Two days in New York

issue 04 August 2018

In Britain I never drink cocktails, but on arrival in New York it has become a ritual that my first drink is a Manhattan. Sipping this year’s drink, I realised that my regular two-day forays to the Big Apple have become one long ritual. We stay on Fifth Avenue to allow for a saunter among the brown baggers in Central Park, with delicatessen lunches from Zabar’s. Day one starts in Barnes & Noble to browse the latest US political biographies and pick up the new Alan Furst espionage paperback — after a diversion for Mrs Oakley to update her holiday wardrobe at Tommy Bahama.
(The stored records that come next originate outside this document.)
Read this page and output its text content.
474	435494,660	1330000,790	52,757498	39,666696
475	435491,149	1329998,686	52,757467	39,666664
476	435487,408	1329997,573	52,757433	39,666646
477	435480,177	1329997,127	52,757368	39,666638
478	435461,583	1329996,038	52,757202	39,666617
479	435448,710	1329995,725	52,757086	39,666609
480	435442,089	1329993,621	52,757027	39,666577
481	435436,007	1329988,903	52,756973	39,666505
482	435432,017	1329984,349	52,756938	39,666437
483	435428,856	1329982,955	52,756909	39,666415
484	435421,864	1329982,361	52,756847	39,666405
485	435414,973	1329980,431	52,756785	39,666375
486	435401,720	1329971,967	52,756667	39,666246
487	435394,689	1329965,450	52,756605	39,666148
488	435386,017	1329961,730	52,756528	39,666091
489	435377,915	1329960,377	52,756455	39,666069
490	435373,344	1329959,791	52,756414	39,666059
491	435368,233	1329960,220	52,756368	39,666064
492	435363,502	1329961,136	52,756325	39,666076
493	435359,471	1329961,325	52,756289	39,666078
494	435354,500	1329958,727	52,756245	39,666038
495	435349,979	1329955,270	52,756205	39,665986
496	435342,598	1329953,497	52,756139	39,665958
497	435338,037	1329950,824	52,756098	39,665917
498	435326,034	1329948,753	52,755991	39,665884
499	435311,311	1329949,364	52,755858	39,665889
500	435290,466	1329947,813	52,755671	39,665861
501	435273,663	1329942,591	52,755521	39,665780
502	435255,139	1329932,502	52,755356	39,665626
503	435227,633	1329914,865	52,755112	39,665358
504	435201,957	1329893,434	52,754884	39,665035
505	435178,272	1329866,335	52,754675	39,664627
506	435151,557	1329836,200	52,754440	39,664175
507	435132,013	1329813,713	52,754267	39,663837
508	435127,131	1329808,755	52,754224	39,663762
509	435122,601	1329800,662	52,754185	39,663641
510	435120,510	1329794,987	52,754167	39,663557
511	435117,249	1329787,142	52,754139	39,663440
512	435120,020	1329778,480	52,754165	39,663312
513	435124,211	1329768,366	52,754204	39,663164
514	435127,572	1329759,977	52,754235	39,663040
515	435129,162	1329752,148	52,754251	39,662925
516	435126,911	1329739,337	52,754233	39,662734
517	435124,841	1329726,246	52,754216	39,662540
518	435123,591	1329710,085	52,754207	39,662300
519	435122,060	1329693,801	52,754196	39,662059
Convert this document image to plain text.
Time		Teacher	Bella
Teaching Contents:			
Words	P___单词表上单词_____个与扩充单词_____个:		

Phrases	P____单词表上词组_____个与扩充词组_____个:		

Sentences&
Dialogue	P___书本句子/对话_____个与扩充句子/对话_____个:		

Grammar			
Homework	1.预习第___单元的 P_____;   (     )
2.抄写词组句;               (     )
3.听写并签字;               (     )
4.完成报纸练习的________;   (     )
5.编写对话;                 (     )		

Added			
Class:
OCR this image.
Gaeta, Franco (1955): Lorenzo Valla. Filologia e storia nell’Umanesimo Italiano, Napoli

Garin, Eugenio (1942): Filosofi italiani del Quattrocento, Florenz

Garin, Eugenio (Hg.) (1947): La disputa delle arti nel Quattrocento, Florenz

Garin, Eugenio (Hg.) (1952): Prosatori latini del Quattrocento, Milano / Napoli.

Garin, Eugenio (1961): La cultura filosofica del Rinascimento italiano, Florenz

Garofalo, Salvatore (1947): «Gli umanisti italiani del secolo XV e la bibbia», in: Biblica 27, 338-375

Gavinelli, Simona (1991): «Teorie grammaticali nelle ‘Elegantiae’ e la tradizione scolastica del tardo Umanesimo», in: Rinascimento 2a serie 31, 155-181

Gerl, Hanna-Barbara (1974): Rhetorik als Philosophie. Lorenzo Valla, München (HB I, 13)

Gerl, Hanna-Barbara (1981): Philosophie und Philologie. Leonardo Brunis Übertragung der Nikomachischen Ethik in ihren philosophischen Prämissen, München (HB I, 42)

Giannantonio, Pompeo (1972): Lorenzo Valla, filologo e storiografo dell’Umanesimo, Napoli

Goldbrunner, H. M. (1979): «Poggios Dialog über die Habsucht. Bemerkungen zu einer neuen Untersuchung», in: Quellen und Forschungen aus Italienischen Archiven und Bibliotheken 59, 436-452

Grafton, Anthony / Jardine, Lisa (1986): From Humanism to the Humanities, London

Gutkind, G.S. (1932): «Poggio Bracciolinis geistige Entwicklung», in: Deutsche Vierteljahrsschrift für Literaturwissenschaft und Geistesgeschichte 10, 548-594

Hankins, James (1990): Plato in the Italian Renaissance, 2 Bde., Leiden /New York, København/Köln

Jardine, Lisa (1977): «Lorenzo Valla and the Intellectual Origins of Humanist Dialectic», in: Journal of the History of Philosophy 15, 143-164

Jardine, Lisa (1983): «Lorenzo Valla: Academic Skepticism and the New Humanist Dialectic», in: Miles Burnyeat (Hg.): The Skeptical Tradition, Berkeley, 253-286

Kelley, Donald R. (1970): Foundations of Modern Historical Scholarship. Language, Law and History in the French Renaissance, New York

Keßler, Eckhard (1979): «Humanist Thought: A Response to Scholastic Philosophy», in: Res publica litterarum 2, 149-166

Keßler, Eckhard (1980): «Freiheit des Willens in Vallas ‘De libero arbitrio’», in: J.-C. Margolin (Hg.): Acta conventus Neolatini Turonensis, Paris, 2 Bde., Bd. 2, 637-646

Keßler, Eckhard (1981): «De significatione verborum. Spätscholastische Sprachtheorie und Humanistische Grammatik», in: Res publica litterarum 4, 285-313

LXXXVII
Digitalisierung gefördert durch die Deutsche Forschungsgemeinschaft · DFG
Among New York’s formidable art collections we take our pick on day one from the Metropolitan, the Guggenheim or our favourite MOMA, where this year the splendid clusters of Cézannes and Picassos were accompanied by Van Gogh’s ‘Starry Night’. Sadly the view was impeded by streams of selfie-takers; people spend so much time filming on their phones these days that they don’t actually see the sights. MOMA’s fifth floor has an airy restaurant where you can enjoy a root beer and an elegant salad, although even American portions are daunting. You must eat early to avoid queues — but that suits jet-lagged Brits.

We like to find new breakfast venues and this time chose the Sullivan Street Bakery on W.47th Street. The utilitarian café was unexciting but the bomboloni custard doughnuts were irresistible. So were the mini bacon and egg brioches served from a display topped by a metre-long focaccia. They fortified us for the next ritual — walking the High Line. This leafy elevated walkway weaving in and out of skyscrapers and riverside apartment blocks along the defunct railway track which once served the Meat-Packing District has since 2009 become a reclamatory triumph: lilies and herbs, astilbes and heucheras bloom among trees big enough to attract nesting mockingbirds.